CALLHOME Relationship Labels

Interpersonal relationship labels for the CALLHOME English corpus

Project Details

Project Type : Research Dataset
Domain : Conversational Analysis
Technologies : Corpus Annotation, CSV
GitHub : https://github.com/dkaterenchuk/callhome_labels
Stars : 2
License : GPL-3.0

CALLHOME Relationship Labels

A curated dataset of manually annotated interpersonal relationship labels for the CALLHOME English corpus, enabling research in conversational analysis and sociolinguistics.

Overview

The CALLHOME English corpus is a widely-used dataset of telephone conversations between native English speakers.
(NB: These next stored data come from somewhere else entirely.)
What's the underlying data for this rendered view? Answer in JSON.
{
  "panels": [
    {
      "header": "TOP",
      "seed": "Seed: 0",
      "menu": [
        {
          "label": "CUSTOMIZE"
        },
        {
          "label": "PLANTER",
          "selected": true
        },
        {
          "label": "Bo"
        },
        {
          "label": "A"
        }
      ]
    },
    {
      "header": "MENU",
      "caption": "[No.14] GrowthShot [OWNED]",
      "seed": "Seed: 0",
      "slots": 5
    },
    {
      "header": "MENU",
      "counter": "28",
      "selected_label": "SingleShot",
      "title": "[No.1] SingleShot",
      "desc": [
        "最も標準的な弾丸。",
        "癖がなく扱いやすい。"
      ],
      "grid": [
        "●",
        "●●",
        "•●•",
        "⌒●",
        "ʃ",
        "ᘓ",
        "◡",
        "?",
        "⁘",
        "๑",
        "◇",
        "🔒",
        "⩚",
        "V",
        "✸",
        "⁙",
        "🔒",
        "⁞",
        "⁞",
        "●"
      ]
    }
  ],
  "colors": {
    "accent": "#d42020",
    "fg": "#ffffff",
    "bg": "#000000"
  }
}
This project provides detailed relationship annotations between conversation participants, offering valuable metadata for linguistic research, social network analysis, and conversational dynamics studies.

Dataset Contents

The repository includes four primary datasets in CSV format:

PRIMARY labels - Binary classification marking relationships as “FRIEND” or “RELATIVE”
SECONDARY labels - Additional contextual information supplementing primary designations
NOTES - Annotator observations and metadata from the labeling process
FULL_LIST - Consolidated dataset combining all three categories above

Research Applications

This labeled dataset enables research in several areas:

Conversational analysis - Study how relationship types affect communication patterns
Sociolinguistics - Analyze language variation based on interpersonal relationships
Discourse analysis - Examine turn-taking, topic selection, and conversational strategies
Social network analysis - Map relationship structures in conversation data
Computational linguistics - Train models for relationship detection and classification

Resources

GitHub Repository: callhome_labels
Research Paper: Included in repository (1081.pdf) detailing annotation methodology and findings
License: GPL-3.0

About the CALLHOME Corpus

The CALLHOME English corpus consists of unscripted telephone conversations between friends and family members. These relationship labels add an important dimension to the corpus, allowing researchers to study how interpersonal dynamics shape conversational behavior.

This dataset contributes to the advancement of research in conversational analysis, sociolinguistics, and computational approaches to understanding human communication.